Die Seitenhiebe waren also ganz clever von Mourinho. Er lenkte damit auch von sich selber ab. Vor einigen Wochen wähnte man den Trainer schon kurz vor dem Abschied aus Madrid, angeblich geködert aus England und aus Paris. Man hörte auch, einige Spieler würden seine Autorität untergraben. So entging den Medien zum Beispiel nicht, wie sich Verteidiger Sergio Ramos das Trikot seines zur Pause ausgewechselten Freundes Özil unter sein eigenes Hemd zog.

Die "10" schien durch. Es war ein kleiner Akt der Rebellion, der dem Andalusier, den man für einen der absolut Unverzichtbaren erachtet hatte, ebenfalls ein Spiel auf der Ersatzbank bescherte.
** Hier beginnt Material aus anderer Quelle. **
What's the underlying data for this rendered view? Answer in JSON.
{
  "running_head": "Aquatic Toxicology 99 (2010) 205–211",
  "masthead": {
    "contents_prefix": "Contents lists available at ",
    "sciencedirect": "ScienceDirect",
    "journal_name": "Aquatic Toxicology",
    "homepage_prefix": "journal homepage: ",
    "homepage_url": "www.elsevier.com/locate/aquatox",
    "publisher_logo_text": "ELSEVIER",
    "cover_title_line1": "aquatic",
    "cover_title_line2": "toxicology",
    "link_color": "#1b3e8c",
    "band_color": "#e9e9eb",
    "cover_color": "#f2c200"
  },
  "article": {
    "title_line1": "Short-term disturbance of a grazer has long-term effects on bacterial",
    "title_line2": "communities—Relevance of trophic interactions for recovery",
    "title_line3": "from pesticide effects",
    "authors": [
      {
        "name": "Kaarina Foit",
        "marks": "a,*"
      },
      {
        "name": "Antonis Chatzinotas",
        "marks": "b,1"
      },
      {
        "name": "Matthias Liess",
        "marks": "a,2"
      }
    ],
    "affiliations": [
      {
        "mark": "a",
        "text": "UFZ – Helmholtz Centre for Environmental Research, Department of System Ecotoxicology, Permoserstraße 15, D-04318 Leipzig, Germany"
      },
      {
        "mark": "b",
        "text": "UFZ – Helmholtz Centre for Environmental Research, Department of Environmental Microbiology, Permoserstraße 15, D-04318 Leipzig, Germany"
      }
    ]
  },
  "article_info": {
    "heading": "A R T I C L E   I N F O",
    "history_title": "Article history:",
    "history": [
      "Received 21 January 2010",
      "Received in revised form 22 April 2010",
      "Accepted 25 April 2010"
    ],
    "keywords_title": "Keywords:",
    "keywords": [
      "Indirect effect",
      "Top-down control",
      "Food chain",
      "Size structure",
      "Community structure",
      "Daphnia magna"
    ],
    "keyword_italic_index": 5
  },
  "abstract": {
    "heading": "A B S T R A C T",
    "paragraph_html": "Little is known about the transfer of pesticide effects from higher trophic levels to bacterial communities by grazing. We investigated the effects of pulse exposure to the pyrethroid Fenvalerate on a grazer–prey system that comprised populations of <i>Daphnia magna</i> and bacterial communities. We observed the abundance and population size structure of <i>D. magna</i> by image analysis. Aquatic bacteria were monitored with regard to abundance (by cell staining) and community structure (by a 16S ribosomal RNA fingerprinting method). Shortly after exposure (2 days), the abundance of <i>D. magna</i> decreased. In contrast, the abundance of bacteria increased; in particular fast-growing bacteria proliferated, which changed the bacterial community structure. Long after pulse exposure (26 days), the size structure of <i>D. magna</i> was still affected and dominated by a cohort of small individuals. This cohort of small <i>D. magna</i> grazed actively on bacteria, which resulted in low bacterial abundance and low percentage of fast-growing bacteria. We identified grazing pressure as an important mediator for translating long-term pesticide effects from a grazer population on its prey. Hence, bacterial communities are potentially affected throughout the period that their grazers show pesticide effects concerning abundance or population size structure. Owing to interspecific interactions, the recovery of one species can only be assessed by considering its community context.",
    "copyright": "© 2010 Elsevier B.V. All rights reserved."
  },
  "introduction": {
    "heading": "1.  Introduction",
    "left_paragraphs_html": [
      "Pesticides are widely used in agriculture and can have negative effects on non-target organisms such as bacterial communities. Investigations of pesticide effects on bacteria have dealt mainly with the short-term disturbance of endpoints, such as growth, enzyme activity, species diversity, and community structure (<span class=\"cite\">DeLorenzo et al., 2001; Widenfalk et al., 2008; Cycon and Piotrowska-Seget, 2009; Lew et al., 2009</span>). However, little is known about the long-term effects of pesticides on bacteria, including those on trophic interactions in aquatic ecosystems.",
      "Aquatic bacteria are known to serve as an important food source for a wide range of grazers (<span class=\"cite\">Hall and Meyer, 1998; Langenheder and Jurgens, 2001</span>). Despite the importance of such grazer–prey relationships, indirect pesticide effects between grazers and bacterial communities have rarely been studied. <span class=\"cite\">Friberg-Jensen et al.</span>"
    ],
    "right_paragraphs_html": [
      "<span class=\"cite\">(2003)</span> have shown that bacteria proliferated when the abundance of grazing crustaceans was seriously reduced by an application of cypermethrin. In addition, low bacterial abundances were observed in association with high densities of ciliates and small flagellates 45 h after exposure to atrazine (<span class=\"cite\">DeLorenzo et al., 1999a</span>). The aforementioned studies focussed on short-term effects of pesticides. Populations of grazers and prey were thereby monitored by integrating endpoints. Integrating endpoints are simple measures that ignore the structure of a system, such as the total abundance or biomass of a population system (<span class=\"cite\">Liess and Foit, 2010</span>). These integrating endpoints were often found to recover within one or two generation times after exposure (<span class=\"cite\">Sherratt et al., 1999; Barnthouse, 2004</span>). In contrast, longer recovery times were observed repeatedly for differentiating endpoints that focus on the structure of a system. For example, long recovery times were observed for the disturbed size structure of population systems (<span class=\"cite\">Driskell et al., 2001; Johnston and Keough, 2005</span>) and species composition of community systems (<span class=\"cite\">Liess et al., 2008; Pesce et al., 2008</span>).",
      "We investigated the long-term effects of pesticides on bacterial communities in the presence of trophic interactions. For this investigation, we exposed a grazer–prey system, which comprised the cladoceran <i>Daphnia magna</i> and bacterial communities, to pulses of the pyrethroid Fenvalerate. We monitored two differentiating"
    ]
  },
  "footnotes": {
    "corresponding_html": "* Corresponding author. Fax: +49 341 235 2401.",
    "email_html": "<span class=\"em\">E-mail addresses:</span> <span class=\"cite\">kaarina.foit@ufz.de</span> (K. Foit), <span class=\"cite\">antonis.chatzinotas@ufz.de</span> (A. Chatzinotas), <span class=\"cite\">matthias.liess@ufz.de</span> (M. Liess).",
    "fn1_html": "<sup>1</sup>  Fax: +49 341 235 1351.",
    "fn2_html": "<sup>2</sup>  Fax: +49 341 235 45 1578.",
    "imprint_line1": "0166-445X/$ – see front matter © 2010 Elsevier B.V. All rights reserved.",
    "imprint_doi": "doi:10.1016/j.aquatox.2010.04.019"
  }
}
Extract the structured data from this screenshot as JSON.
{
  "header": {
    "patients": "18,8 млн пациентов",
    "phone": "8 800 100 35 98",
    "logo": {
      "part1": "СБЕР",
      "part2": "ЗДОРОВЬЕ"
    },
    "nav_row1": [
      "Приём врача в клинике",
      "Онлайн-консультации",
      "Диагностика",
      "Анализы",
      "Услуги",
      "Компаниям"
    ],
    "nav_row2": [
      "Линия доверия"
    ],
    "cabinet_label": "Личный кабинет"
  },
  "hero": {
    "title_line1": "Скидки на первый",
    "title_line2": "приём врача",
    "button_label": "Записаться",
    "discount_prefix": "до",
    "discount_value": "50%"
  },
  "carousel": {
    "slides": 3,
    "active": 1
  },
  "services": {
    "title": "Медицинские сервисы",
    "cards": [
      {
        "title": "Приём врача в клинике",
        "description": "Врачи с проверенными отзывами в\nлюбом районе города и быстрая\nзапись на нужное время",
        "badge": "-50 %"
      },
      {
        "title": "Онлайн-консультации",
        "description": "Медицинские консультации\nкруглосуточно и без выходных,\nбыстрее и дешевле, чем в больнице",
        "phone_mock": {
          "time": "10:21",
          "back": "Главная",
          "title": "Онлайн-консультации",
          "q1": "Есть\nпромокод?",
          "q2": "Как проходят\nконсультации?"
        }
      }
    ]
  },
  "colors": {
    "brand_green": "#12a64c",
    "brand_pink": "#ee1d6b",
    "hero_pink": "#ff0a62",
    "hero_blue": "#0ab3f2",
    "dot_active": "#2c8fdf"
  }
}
Nur eines, freilich. Der Mann ist zu stark und die Verletztenliste in der Abwehr zu lang, als dass sich Mourinho solche Disziplinarentscheide häufiger leisten könnte.

Nun ist es etwas ruhiger geworden im Verein. Die Siege ergeben sich wieder in Serie; Real ist mittlerweile Vierter der Liga. Özil spielt meist so gut und engagiert, wie es Mourinho wünscht. Und Khedira spielt oft besser, als es die Presse und das Publikum von ihm erwarten. Man kann in beiden Fällen also von einer Romanze reden, mit gelegentlichen kleinen Krisen.